Смятин листал книги, но читать не мог. Отдельно, чуть в стороне, у приоткрытого окна лежал «Мелкий бес». Книга, недавно купленная у букиниста Вильгельма, но точно такая же, как была вначале. Он помнил её. И вздрагивал, потому что за воспоминанием спешила чёрная тень. Смятин задрожал, встал. Вдалеке залаяла собака. Он попытался вспомнить, где находится круглосуточный магазин. Не вспомнил, но всё равно собрался и, не закрыв окна, вышел во двор.
Шёл лёгкий снежок. Смятин остановился, поймал ртом несколько снежинок. Как в детстве. На вкус они были одинаковы. Смятин пошёл по припорошенному асфальту в сторону «Эпицентра». На безлюдной улице мысли о чёрной тени загустели. Смятин затравленно оглянулся. Улица стояла пустая, ощетинившаяся нагими каштанами.

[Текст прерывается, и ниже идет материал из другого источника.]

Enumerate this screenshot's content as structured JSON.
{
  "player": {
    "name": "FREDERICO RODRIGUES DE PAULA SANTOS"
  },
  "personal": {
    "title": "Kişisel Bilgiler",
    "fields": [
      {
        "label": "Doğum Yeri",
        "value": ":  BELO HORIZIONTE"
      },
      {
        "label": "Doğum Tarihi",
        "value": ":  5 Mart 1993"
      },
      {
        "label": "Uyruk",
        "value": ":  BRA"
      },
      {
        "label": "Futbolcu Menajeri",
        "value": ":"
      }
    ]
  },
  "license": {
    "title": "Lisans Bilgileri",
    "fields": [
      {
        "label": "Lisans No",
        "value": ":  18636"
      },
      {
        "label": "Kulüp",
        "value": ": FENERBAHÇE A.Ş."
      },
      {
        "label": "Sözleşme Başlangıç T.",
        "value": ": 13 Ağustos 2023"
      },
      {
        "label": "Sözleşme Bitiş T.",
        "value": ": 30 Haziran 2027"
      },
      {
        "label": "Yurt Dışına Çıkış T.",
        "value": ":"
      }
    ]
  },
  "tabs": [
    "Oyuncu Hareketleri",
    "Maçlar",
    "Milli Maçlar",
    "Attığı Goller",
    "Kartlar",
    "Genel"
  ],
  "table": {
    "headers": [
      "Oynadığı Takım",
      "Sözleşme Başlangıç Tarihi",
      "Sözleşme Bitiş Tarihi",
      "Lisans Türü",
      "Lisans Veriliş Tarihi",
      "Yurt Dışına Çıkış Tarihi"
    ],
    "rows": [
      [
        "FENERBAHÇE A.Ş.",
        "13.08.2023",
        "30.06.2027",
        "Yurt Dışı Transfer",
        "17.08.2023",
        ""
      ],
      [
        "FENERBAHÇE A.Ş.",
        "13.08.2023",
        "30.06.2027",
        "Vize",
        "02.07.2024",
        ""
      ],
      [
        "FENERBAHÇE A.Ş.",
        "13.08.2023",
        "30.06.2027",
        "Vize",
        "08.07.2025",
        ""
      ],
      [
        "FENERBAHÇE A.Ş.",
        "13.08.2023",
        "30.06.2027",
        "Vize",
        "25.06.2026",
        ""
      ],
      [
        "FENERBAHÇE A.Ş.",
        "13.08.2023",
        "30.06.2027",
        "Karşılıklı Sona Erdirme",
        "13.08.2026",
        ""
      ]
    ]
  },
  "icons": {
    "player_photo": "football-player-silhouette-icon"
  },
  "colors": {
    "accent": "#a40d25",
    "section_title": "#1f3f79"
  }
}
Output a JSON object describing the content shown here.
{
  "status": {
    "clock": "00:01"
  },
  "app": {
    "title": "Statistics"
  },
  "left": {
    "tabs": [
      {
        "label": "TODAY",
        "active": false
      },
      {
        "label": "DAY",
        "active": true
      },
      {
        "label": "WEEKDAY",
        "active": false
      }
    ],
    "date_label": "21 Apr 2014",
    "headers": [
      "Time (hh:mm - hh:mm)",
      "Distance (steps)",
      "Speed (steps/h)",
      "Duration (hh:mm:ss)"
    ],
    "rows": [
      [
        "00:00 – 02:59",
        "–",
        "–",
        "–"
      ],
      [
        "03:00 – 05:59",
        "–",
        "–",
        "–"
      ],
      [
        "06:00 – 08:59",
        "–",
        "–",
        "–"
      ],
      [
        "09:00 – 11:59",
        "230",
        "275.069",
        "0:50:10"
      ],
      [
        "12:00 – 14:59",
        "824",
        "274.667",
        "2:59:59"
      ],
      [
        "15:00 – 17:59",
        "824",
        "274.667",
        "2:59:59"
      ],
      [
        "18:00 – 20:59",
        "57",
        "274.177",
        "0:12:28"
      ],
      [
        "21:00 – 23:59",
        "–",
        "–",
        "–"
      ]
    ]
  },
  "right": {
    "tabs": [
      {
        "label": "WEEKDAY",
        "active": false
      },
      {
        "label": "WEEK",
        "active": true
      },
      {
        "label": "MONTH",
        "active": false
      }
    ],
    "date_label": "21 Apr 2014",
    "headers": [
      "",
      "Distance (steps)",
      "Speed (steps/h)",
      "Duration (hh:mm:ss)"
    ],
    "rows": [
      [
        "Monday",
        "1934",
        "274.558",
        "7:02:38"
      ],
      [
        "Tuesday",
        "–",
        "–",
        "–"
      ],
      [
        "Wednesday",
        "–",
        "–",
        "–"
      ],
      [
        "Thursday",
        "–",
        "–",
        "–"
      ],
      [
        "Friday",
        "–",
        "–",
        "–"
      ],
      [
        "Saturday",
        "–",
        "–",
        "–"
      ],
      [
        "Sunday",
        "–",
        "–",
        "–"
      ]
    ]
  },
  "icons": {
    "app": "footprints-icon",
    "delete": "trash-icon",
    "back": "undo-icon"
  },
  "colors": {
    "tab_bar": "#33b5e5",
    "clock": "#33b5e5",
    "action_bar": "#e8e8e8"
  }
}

На остановке Смятин отыскал ларёк. Внутри горел свет, хотя окошко было закрыто. Постучал. Открыла молодая, но уже потасканная баба. Смятин понял, что она пьяна. Внутри, свесившись набок, спала другая такая же баба. Высокие сапоги её были расстёгнуты. Из них торчали, будто неживые, ноги.
– Водка есть?
Баба кивнула.
– Давайте.
Замёрзшей рукой Смятин вытащил из кармана деньги. Баба назвала бесстыдно завышенную цену. Но Смятин не стал спорить. Сунул деньги, взял протянутую бутылку «Хлебного дара». Снег повалил сильнее. Он уже покрыл землю, асфальт. Казалось, идти стало труднее.
Смятин вцепился в бутылку. Скользя, путаясь, заспешил домой. У спортивной площадки ему стало жутко. Смятин испугался, что выронит бутылку из рук. Возвратиться к ларьку он уже не смог бы. Страшила улица – совершенно пустая, безлюдная. Вдалеке лаяла собака. Вокруг сгрудился ночной Киев, такой большой и такой мёртвый. От этой мысли Смятин замер, прикрыл глаза – отдался полноте одиночества. Смолкла даже собака. В тугой тишине на подставленное небу лицо валил снег. Смятин слизывал его языком и собирался с силами. «К утру всё заметёт», – с тоской решил он.
Дома Смятин распил бутылку, закусывая гусиным паштетом. Но, даже пьяный, уснуть не смог. Вылазка в ночь оказалась бесполезной. За окном начинало светать. Смятин глядел на книжку Сологуба, размышлял о безумии. Гадал, как случается оно с людьми. Вспоминал своё поведение в последние месяцы, сопоставлял. И чувствовал себя так, будто голову в жестяное ведро засунул. В бессвязности мыслей Смятин уснул. Из ночного снега вывалилось бледное солнце.
Смятин проспал всего несколько часов. Разбудила жена.
– Дрыхнешь?
– А?
– Бэ! Слышу, что дрыхнешь.
– А, это ты.
– Я, а кто же ещё? – хмыкнула жена. – Смотрю, ты хорошо отдохнул вчера.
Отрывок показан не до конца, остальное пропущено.